La conception d'un modèle d'organisation des données est une question centrale. Il fonde les qualités de la base qui en découle, telles que la robustesse, la cohérence, l'évolutivité ou la facilité d'exploitation. Le modèle, sous différentes formes qui s'enchaînent (conceptuelle, logique, physique) repose sur une analyse préalable menée selon un processus et des principes aujourd'hui bien établis.

• On peut concevoir le modèle en fonction de deux contextes :

Dans une première approche, on se limite au domaine statistique concerné – ici des séries annuelles sur l'éducation en France par départements. La base de données sera assez simple dans la mesure où toutes les séries ont une structure analogue. On envisagera ensuite l'intégration d'un tel modèle limité à un domaine dans une structure plus vaste apte à stocker des séries de structures plus hétérogène. On regroupera alors dans une même base plusieurs domaines statistiques, même s'ils n'ont a priori pas de rapport direct entre eux, dès lors que leur structure logique est identique, ou partiellement identique. Ainsi, la base CAROLUS regroupe des séries longues dans les domaines de l'économie de l'éducation, de la démographie, de l'emploi, de la protection sociale, des indices de prix, des brevets, ou des données sur les transports, qui ne sont pas a priori reliées entre elles (mais qui pourraient l'être). On pourra éventuellement prévoir plusieurs interfaces distinctes pour tenir compte des différences de contenu, ou d'intérêt pour les utilisateurs, mais l'organisation des données restera simple et unifiée. On retrouve ici une distinction entre base de données et entrepôt de données, ce dernier permettant de regrouper des données d'origine diverses et de nature hétérogène tout en assurant à l'utilisateur des possibilités d'exploration performantes.

Dans une base (ou un entrepôt), les données sont stockées dans des tables. On évitera de confondre cette notion avec celles de tableaux statistiques, ou de fichiers élémentaires (feuilles Excel par exemple). Une même table peut stocker des données issues de plusieurs tableaux (ou séries) relevant de domaines différents, à condition qu'elles aient une structure en partie commune. L'un des objectifs est de limiter le nombre de ces tables pour simplifier l'organisation de l'ensemble. Ainsi, on placera dans une même table toutes les données (ou ensembles de données) ayant la même structure logique (liste de champs typés) : une table est définie par son organisation et non par son contenu statistique. L'analyse conceptuelle et logique des données doit donc conduire à définir des tables et des relations entre elles autour d'un petit nombre de structures. On peut regrouper par exemple, dans une même table, toutes les données annuelles par département (ou par pays) quel que soit le domaine concerné.
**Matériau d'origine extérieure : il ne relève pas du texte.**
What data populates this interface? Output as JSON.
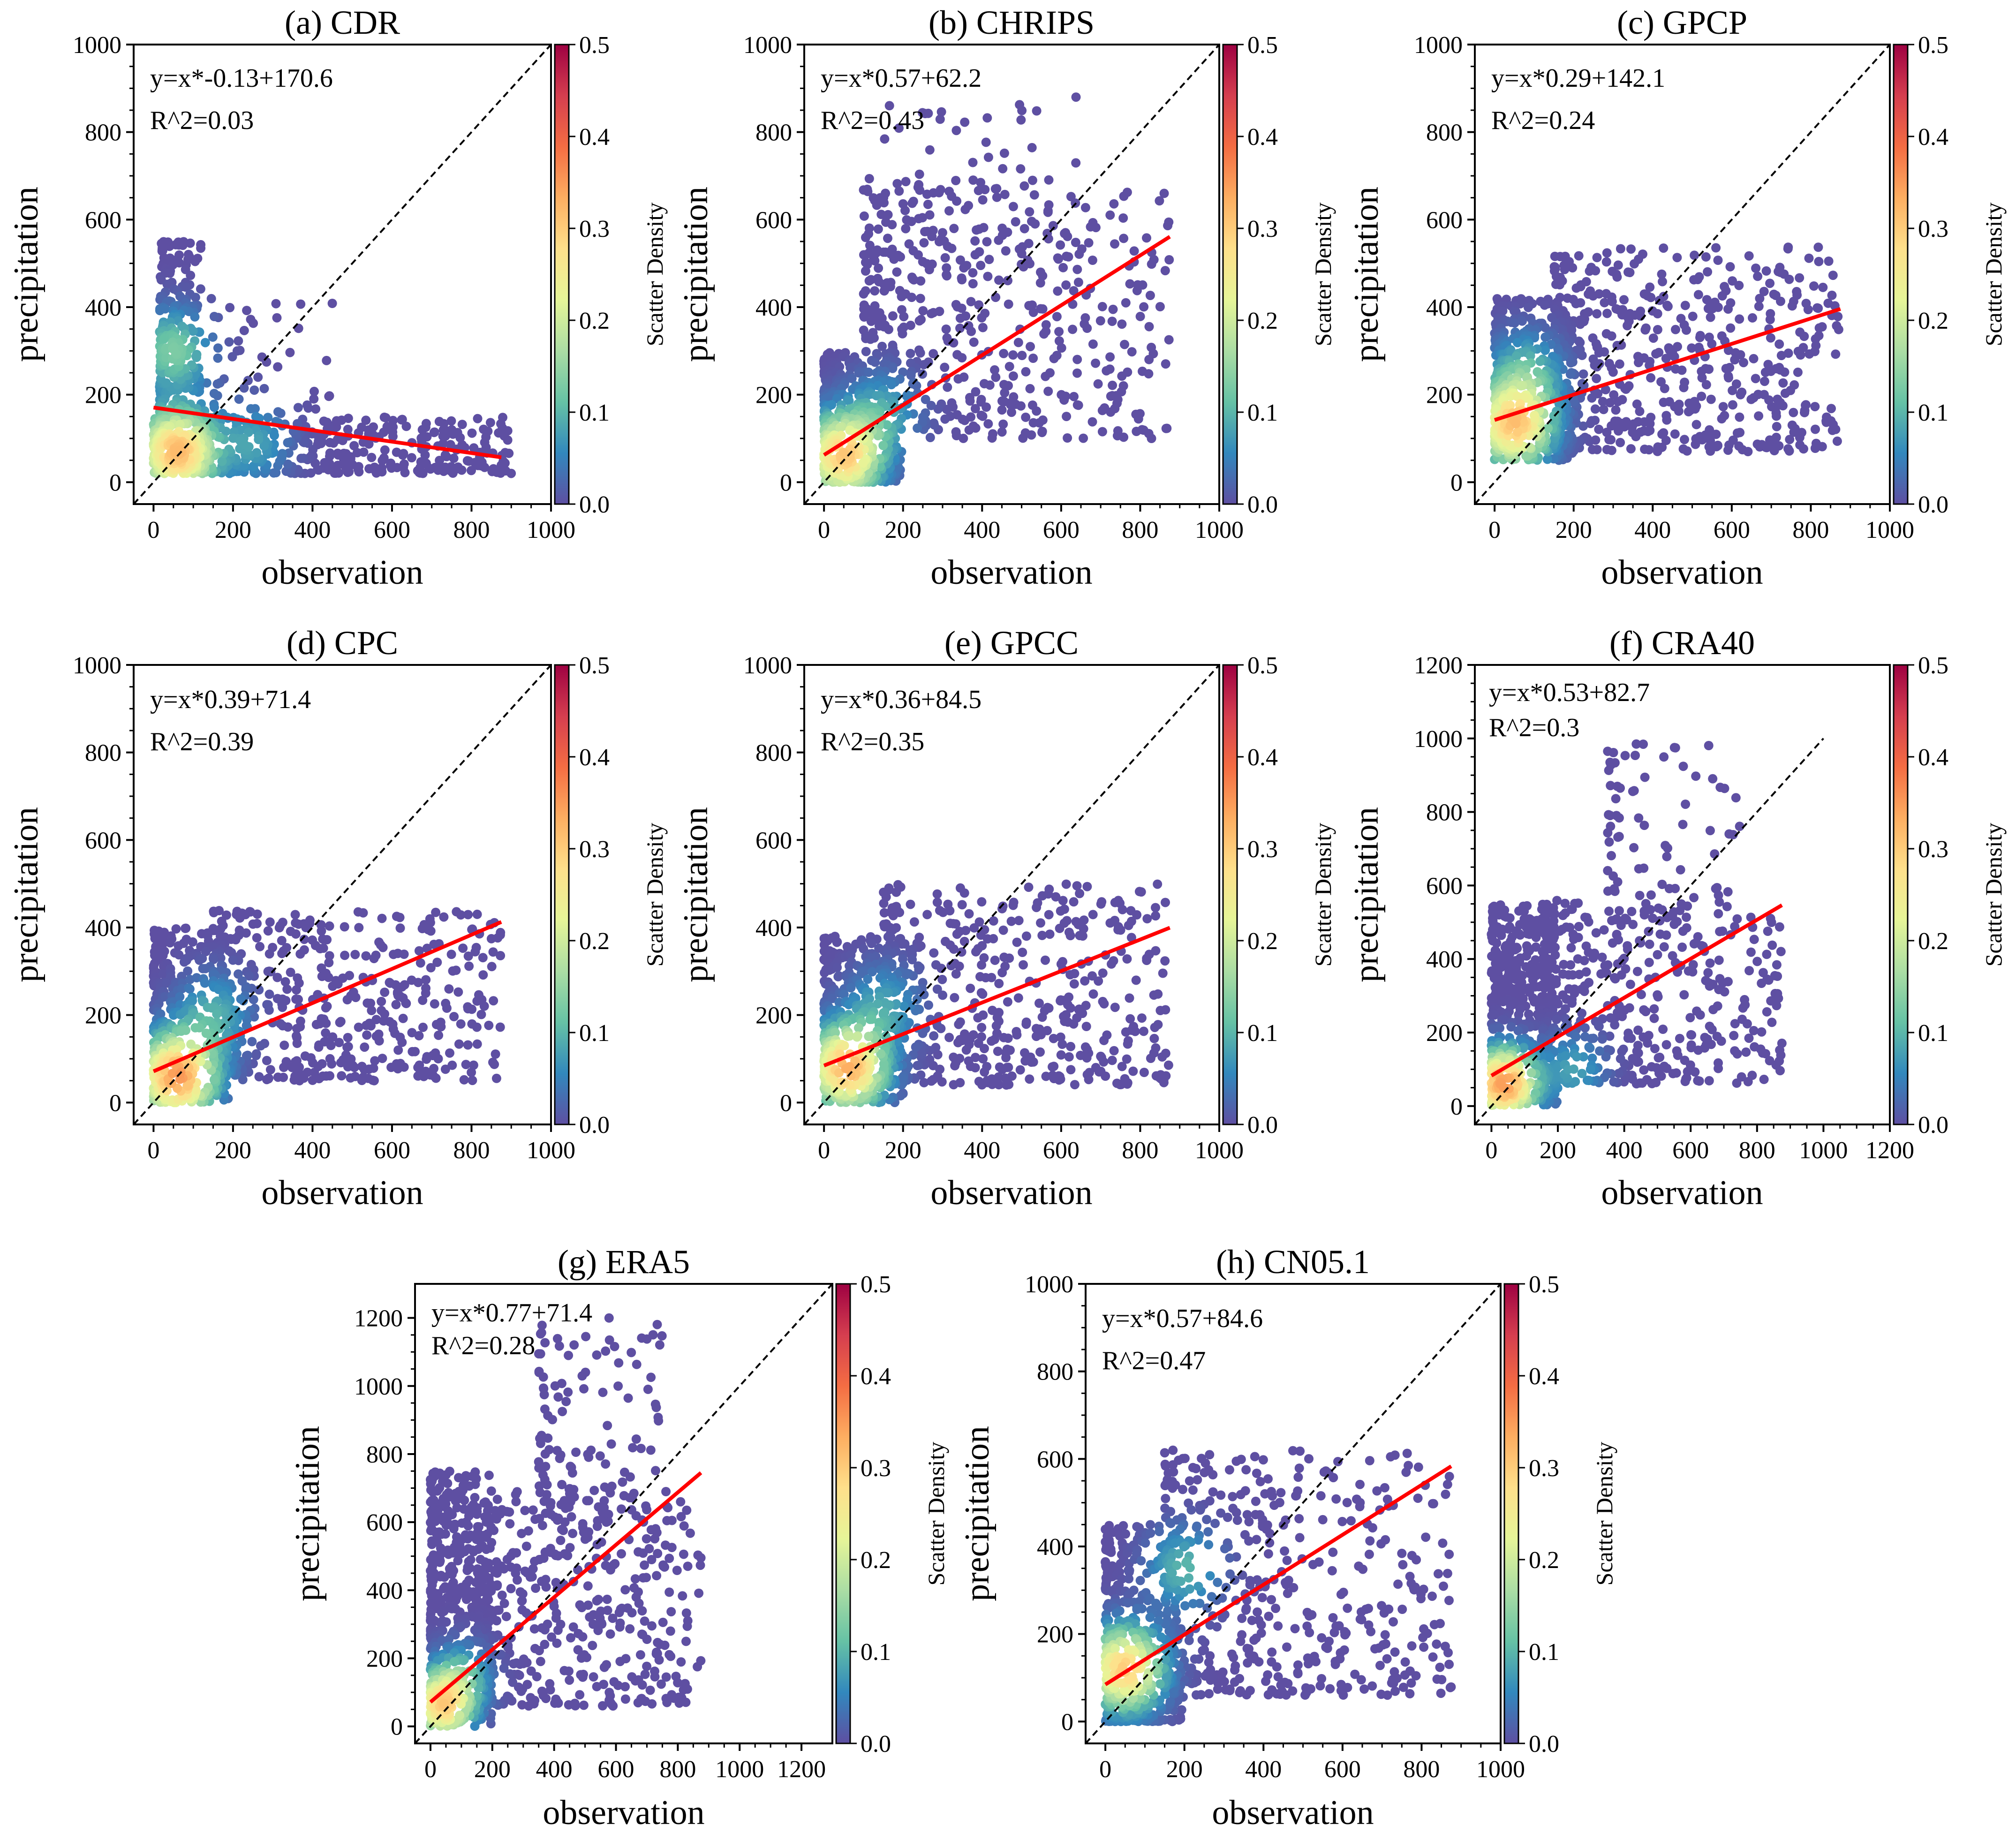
{
  "figure": {
    "colorbar_ticks": [
      "0.0",
      "0.1",
      "0.2",
      "0.3",
      "0.4",
      "0.5"
    ],
    "colorbar_label": "Scatter Density",
    "colormap_stops": [
      "#5e4fa2",
      "#3288bd",
      "#66c2a5",
      "#abdda4",
      "#e6f598",
      "#fee08b",
      "#fdae61",
      "#f46d43",
      "#d53e4f",
      "#9e0142"
    ],
    "point_color": "#5e4fa2",
    "fit_line_color": "#ff0000",
    "identity_line_color": "#000000"
  },
  "chart_data": [
    {
      "type": "scatter",
      "title": "(a) CDR",
      "xlabel": "observation",
      "ylabel": "precipitation",
      "xlim": [
        -50,
        1000
      ],
      "ylim": [
        -50,
        1000
      ],
      "xticks": [
        0,
        200,
        400,
        600,
        800,
        1000
      ],
      "yticks": [
        0,
        200,
        400,
        600,
        800,
        1000
      ],
      "identity_max": 1000,
      "annotation": [
        "y=x*-0.13+170.6",
        "R^2=0.03"
      ],
      "fit": {
        "slope": -0.13,
        "intercept": 170.6,
        "x_range": [
          0,
          875
        ]
      },
      "clusters": [
        {
          "x": [
            10,
            900
          ],
          "y": [
            20,
            150
          ],
          "n": 500
        },
        {
          "x": [
            15,
            120
          ],
          "y": [
            150,
            550
          ],
          "n": 250
        },
        {
          "x": [
            80,
            450
          ],
          "y": [
            150,
            420
          ],
          "n": 70
        },
        {
          "x": [
            0,
            150
          ],
          "y": [
            20,
            150
          ],
          "n": 200
        }
      ],
      "density_centers": [
        [
          60,
          70,
          0.32
        ],
        [
          50,
          300,
          0.13
        ],
        [
          250,
          90,
          0.08
        ]
      ]
    },
    {
      "type": "scatter",
      "title": "(b) CHRIPS",
      "xlabel": "observation",
      "ylabel": "precipitation",
      "xlim": [
        -50,
        1000
      ],
      "ylim": [
        -50,
        1000
      ],
      "xticks": [
        0,
        200,
        400,
        600,
        800,
        1000
      ],
      "yticks": [
        0,
        200,
        400,
        600,
        800,
        1000
      ],
      "identity_max": 1000,
      "annotation": [
        "y=x*0.57+62.2",
        "R^2=0.43"
      ],
      "fit": {
        "slope": 0.57,
        "intercept": 62.2,
        "x_range": [
          0,
          875
        ]
      },
      "clusters": [
        {
          "x": [
            0,
            200
          ],
          "y": [
            0,
            300
          ],
          "n": 450
        },
        {
          "x": [
            100,
            875
          ],
          "y": [
            100,
            700
          ],
          "n": 500
        },
        {
          "x": [
            150,
            700
          ],
          "y": [
            400,
            880
          ],
          "n": 70
        }
      ],
      "density_centers": [
        [
          50,
          60,
          0.3
        ],
        [
          150,
          160,
          0.08
        ]
      ]
    },
    {
      "type": "scatter",
      "title": "(c) GPCP",
      "xlabel": "observation",
      "ylabel": "precipitation",
      "xlim": [
        -50,
        1000
      ],
      "ylim": [
        -50,
        1000
      ],
      "xticks": [
        0,
        200,
        400,
        600,
        800,
        1000
      ],
      "yticks": [
        0,
        200,
        400,
        600,
        800,
        1000
      ],
      "identity_max": 1000,
      "annotation": [
        "y=x*0.29+142.1",
        "R^2=0.24"
      ],
      "fit": {
        "slope": 0.29,
        "intercept": 142.1,
        "x_range": [
          0,
          875
        ]
      },
      "clusters": [
        {
          "x": [
            0,
            200
          ],
          "y": [
            50,
            420
          ],
          "n": 500
        },
        {
          "x": [
            150,
            875
          ],
          "y": [
            70,
            540
          ],
          "n": 550
        }
      ],
      "density_centers": [
        [
          50,
          130,
          0.3
        ],
        [
          80,
          250,
          0.1
        ]
      ]
    },
    {
      "type": "scatter",
      "title": "(d) CPC",
      "xlabel": "observation",
      "ylabel": "precipitation",
      "xlim": [
        -50,
        1000
      ],
      "ylim": [
        -50,
        1000
      ],
      "xticks": [
        0,
        200,
        400,
        600,
        800,
        1000
      ],
      "yticks": [
        0,
        200,
        400,
        600,
        800,
        1000
      ],
      "identity_max": 1000,
      "annotation": [
        "y=x*0.39+71.4",
        "R^2=0.39"
      ],
      "fit": {
        "slope": 0.39,
        "intercept": 71.4,
        "x_range": [
          0,
          875
        ]
      },
      "clusters": [
        {
          "x": [
            0,
            200
          ],
          "y": [
            0,
            400
          ],
          "n": 450
        },
        {
          "x": [
            150,
            875
          ],
          "y": [
            50,
            440
          ],
          "n": 500
        }
      ],
      "density_centers": [
        [
          60,
          60,
          0.35
        ],
        [
          150,
          200,
          0.09
        ]
      ]
    },
    {
      "type": "scatter",
      "title": "(e) GPCC",
      "xlabel": "observation",
      "ylabel": "precipitation",
      "xlim": [
        -50,
        1000
      ],
      "ylim": [
        -50,
        1000
      ],
      "xticks": [
        0,
        200,
        400,
        600,
        800,
        1000
      ],
      "yticks": [
        0,
        200,
        400,
        600,
        800,
        1000
      ],
      "identity_max": 1000,
      "annotation": [
        "y=x*0.36+84.5",
        "R^2=0.35"
      ],
      "fit": {
        "slope": 0.36,
        "intercept": 84.5,
        "x_range": [
          0,
          875
        ]
      },
      "clusters": [
        {
          "x": [
            0,
            200
          ],
          "y": [
            0,
            380
          ],
          "n": 450
        },
        {
          "x": [
            150,
            875
          ],
          "y": [
            40,
            500
          ],
          "n": 520
        }
      ],
      "density_centers": [
        [
          60,
          80,
          0.33
        ],
        [
          150,
          220,
          0.08
        ]
      ]
    },
    {
      "type": "scatter",
      "title": "(f) CRA40",
      "xlabel": "observation",
      "ylabel": "precipitation",
      "xlim": [
        -50,
        1200
      ],
      "ylim": [
        -50,
        1200
      ],
      "xticks": [
        0,
        200,
        400,
        600,
        800,
        1000,
        1200
      ],
      "yticks": [
        0,
        200,
        400,
        600,
        800,
        1000,
        1200
      ],
      "identity_max": 1000,
      "annotation": [
        "y=x*0.53+82.7",
        "R^2=0.3"
      ],
      "fit": {
        "slope": 0.53,
        "intercept": 82.7,
        "x_range": [
          0,
          875
        ]
      },
      "clusters": [
        {
          "x": [
            0,
            200
          ],
          "y": [
            0,
            550
          ],
          "n": 500
        },
        {
          "x": [
            150,
            875
          ],
          "y": [
            60,
            560
          ],
          "n": 450
        },
        {
          "x": [
            350,
            750
          ],
          "y": [
            500,
            1000
          ],
          "n": 80
        }
      ],
      "density_centers": [
        [
          40,
          60,
          0.35
        ],
        [
          250,
          100,
          0.08
        ]
      ]
    },
    {
      "type": "scatter",
      "title": "(g) ERA5",
      "xlabel": "observation",
      "ylabel": "precipitation",
      "xlim": [
        -50,
        1300
      ],
      "ylim": [
        -50,
        1300
      ],
      "xticks": [
        0,
        200,
        400,
        600,
        800,
        1000,
        1200
      ],
      "yticks": [
        0,
        200,
        400,
        600,
        800,
        1000,
        1200
      ],
      "identity_max": 1300,
      "annotation": [
        "y=x*0.77+71.4",
        "R^2=0.28"
      ],
      "fit": {
        "slope": 0.77,
        "intercept": 71.4,
        "x_range": [
          0,
          875
        ]
      },
      "clusters": [
        {
          "x": [
            0,
            200
          ],
          "y": [
            0,
            750
          ],
          "n": 550
        },
        {
          "x": [
            150,
            875
          ],
          "y": [
            60,
            700
          ],
          "n": 450
        },
        {
          "x": [
            350,
            750
          ],
          "y": [
            600,
            1200
          ],
          "n": 110
        }
      ],
      "density_centers": [
        [
          40,
          60,
          0.28
        ],
        [
          100,
          150,
          0.1
        ]
      ]
    },
    {
      "type": "scatter",
      "title": "(h) CN05.1",
      "xlabel": "observation",
      "ylabel": "precipitation",
      "xlim": [
        -50,
        1000
      ],
      "ylim": [
        -50,
        1000
      ],
      "xticks": [
        0,
        200,
        400,
        600,
        800,
        1000
      ],
      "yticks": [
        0,
        200,
        400,
        600,
        800,
        1000
      ],
      "identity_max": 1000,
      "annotation": [
        "y=x*0.57+84.6",
        "R^2=0.47"
      ],
      "fit": {
        "slope": 0.57,
        "intercept": 84.6,
        "x_range": [
          0,
          875
        ]
      },
      "clusters": [
        {
          "x": [
            0,
            200
          ],
          "y": [
            0,
            450
          ],
          "n": 450
        },
        {
          "x": [
            150,
            875
          ],
          "y": [
            60,
            620
          ],
          "n": 500
        },
        {
          "x": [
            0,
            200
          ],
          "y": [
            0,
            5
          ],
          "n": 40
        }
      ],
      "density_centers": [
        [
          50,
          120,
          0.3
        ],
        [
          200,
          350,
          0.1
        ]
      ]
    }
  ]
}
• Avec un tableur, l'organisation des tableaux est calquée sur la présentation des séries primaires sur papier. Le décalage est généralement plus prononcé dans le cas d'une base de données relationnelle : la dimension visuelle devient secondaire, traitée dans un second temps, au niveau de l'interface. Priorité est donnée à la cohérence et à la robustesse de la structure de stockage des informations. La structure de la base doit permettre aux utilisateurs d'accéder aux données par des méthodes ‘presse-bouton', sans avoir besoin de connaître leur organisation et a fortiori sans avoir besoin d'intervenir sur cette structure : l'utilisateur n'est pas informaticien. En particulier, il faudra que la base se prête de manière transparente à des procédures (requêtes) de sélection des données selon diverses combinaisons de critères selon les besoins de l'utilisateur. Enfin, pour limiter la lourdeur des tâches d'administration, et viser l'efficacité, on cherchera à minimiser le nombre d'entités logiques (tables, fichiers..) et à normaliser leurs structures.

 

II-1 Entités fondamentales : données et séries

Les deux principaux objets statistiques pertinents pour l'utilisateur sont les séries et les données élémentaires qui les composent. Dans une base de données, il convient de distinguer ces deux entités, en identifiant d'une part les attributs propres aux séries, d'autre part les attributs caractéristiques des données. La liste et la nature des ces attributs doivent être définis au préalable, pour l'ensemble de la base, au terme d'une analyse qui peut admettre quelques variantes dans les choix possibles.

L'entité SERIE :

Elle correspond à une variable statistique observée dans le temps.
Les séries forment en quelque sorte une nomenclature des variables statistiques de la base.
Elle possède des propriétés spécifiques, indépendantes des valeurs de cette variable :

Code de la Série (identifiant unique)
Nom de la série
Unité de mesure, unique pour toutes les données de la série

On inclura également deux attributs intéressants pour les utilisateurs :

Code du Thème, renvoyant au thème de rattachement de la série ce qui permettra de travailler sur plusieurs séries simultanément (cf. infra)
Descriptif contenant informations diverses et commentaires éventuels
Source(s) des données primaires ( par exemple Annuaire Statistique…)
Auteur(s) ayant effectué le travail de saisie, correction, estimation, validation... pour transférer les données primaires vers des fichiers informatiques intermédiaires avant intégration dans la base.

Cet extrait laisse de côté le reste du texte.